1.2 Names for columns:
- do not use spaces
- use UpperCaseLikeThis
- use Underscore_to_separate_words
1.3 Dealing with missing values:
- Do not use 0, because 0 is data sometimes
- NA is the best
- blank spaces also work
- Do not combine columns
1.4 Dealing with Dates
- Use buit-in functions
- create a new column to split the year from month and day
- use the formula =YEAR (#click on the cell you want to split)
- double click on the right bottom of the cell where the little cross appears. It will apply the formula all the way down
- reconstructing the date: =DATE(cell1; cell2; cell3) and this reconstructs the date based on the year, month and day
- string format: a succession of numbers
2. Introduction to R
2.1 R and RStudio
- R allows you to handle large datasets.It has lots of 'packages'.
- R Studio is like an in-built computer to work R in a more user-friendly environment.
- Every 'window' gives you information. The upper left corner is where you can write your script: you write your instructions like a lab protocol.The Console is the window in which you can execute your commands.The upper right is the Environment. Bottom right includes files, plots, packages and help.
- Pipeline: one script after the other that takes you through all the actions that you need to do to deal with your data.
2.2 Advantages of R
- it is free
- it has thousands of functions built in- so that you don't have to do this!
- it is much user friendly than other programs
- there is a large community to ask questions (and you will get an answer!)
2.3 Tips to start using R
- Be very organised. Make sub-folders that organise your project (data, outputs, figures, scripts).
- A path shows you the way: this is a series of folders and subfolders to show you where your documents are.
- Start a New Project: always whenever you are starting something new.
- Start a new R Script: this is where you will type all of your commands- your script.
2.4 You can change the appearance in R
- Windows: Options --> global options
- Mac: In the tab 'R Studio' check 'Preferences'
2.5 Object
- <- is the assign operator. This is how we assign a value to an object.
- Shortcut: Windows/Linux: "Alt" + "-" | Mac: "Option" + "-".
- Object names: with underscores, meaningful, and do not start with a number.
2.6 Useful Commands
- getwd() : it shows you where you are in your computer, it tells you the working directory
- setwd () Set working directory
- ls() : it lists the things that are in your 'workspace'.
- rm() : removes one object. THERE IS NO WAY OF RECOVERING IT!!
- sqrt () : square root
- round () : it rounds the number to whatever number of decimals that you want/need.
- length () : it tells you the number of values in a vector.
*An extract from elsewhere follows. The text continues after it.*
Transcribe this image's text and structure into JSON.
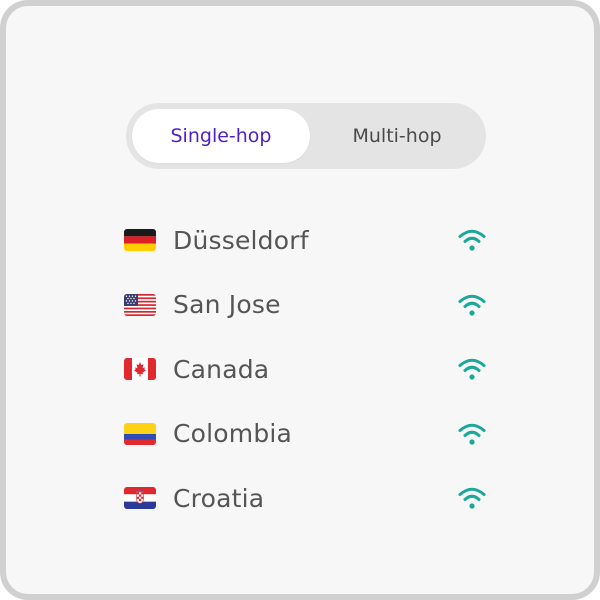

- class () : this tells you the type of object that you are dealing with
- str () : this function tells you the structure of the object
- ? #name of function It gives you the information about that function
- print () it prints the value in the screen
- (function) it prints the value in the screen
- (#)This allows you to annotate your script
- mean () It calculates the mean of a number
- args (function) Args tells you the arguments of a function
- c () Combines in one vector
- [ ] Subsets elements from vectors. The order of the elements starts in 1.
- ! means 'opposite'
2.7 Type of Data
- character – text
- Numeric (numbers)
- integer - numbers without decimals
- double - numbers with decimals
- logical - TRUE or FALSE
- In R there is a hierarchy about these types of data: logical → numeric → character ← logical
2.8 Vectors
- This is another type of object in R.
- This is just a series of values that you put together in an object using c .
2.9 Functions
- A function is a command that executes some action in your input.
- A function has 'arguments' in it: the things you input on your function so that it gets executed with your particular parameters.
2.10 Subsetting vectors
- extract values for vector use [ ].
Conditional subsetting
- AND: &
- OR: |
- Equal to: ==
- More or equal: >=
- Less or equal: <=
- More: >
- Less: <
- %in%
2.11 Missing Data
- Missing data as NA in vector.
- na.rm = TRUE (ignore the missing data)
- ( )[!is.na()]: extract those elements are not missing.
- na.omit(): return with incomplete removed.
- ()[complete.cases()]: return with complete.